Welche wissenschaftlichen Methoden wurden angewendet?
Es wurde ein triangulativer Ansatz gewählt, bestehend aus einer quantitativen Online-Befragung von Handwerksbetrieben und ergänzenden qualitativen Interviews, um tiefergehende Einblicke in die Motivation der Unternehmer zu erhalten.
Was wird im Hauptteil der Arbeit behandelt?
Der Hauptteil analysiert die empirischen Daten aus der Befragung in Oberbayern: Dazu gehören die Art und Häufigkeit von Engagementmaßnahmen, die räumliche Verortung und die Gründe für das bürgerschaftliche Engagement der Handwerker.
Was sind die charakteristischen Schlüsselbegriffe der Arbeit?
Zentrale Begriffe sind Corporate Citizenship, Handwerk, regionale Verbundenheit, KMU, Ehrenamt und raumbezogene Identität.
Wie unterscheidet sich das Engagement im ländlichen Raum von dem in der Stadt?

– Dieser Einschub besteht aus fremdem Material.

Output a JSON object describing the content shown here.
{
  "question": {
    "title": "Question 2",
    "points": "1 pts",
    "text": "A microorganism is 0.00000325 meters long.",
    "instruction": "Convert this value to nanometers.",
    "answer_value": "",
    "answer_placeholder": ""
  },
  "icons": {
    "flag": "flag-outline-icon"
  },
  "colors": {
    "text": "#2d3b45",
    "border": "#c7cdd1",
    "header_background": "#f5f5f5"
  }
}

Die Untersuchung zeigt, dass Handwerker im ländlichen Raum tendenziell stärker lokal verankert sind und sich häufiger aufgrund ihrer engen Einbindung in das soziale Vereinsleben engagieren, während in Städten andere Dynamiken und teils höhere Skepsis gegenüber Spendenstrukturen vorliegen.
Welche Rolle spielt die Person des Handwerksunternehmers?
Die Persönlichkeit und die individuelle Motivation des Unternehmers sind entscheidende Einflussgrößen, da in den untersuchten Kleinbetrieben der Inhaber meist direkt über Art und Umfang des Engagements entscheidet.
Was ist das Hauptergebnis bezüglich der Tradition im Handwerk?
Überraschenderweise ergab die Studie, dass das Engagement primär nicht allein durch Tradition ("das wurde schon immer so gemacht") begründet wird, sondern vielmehr durch eine bewusste Überzeugung an der Sache und die Verbundenheit zur Region.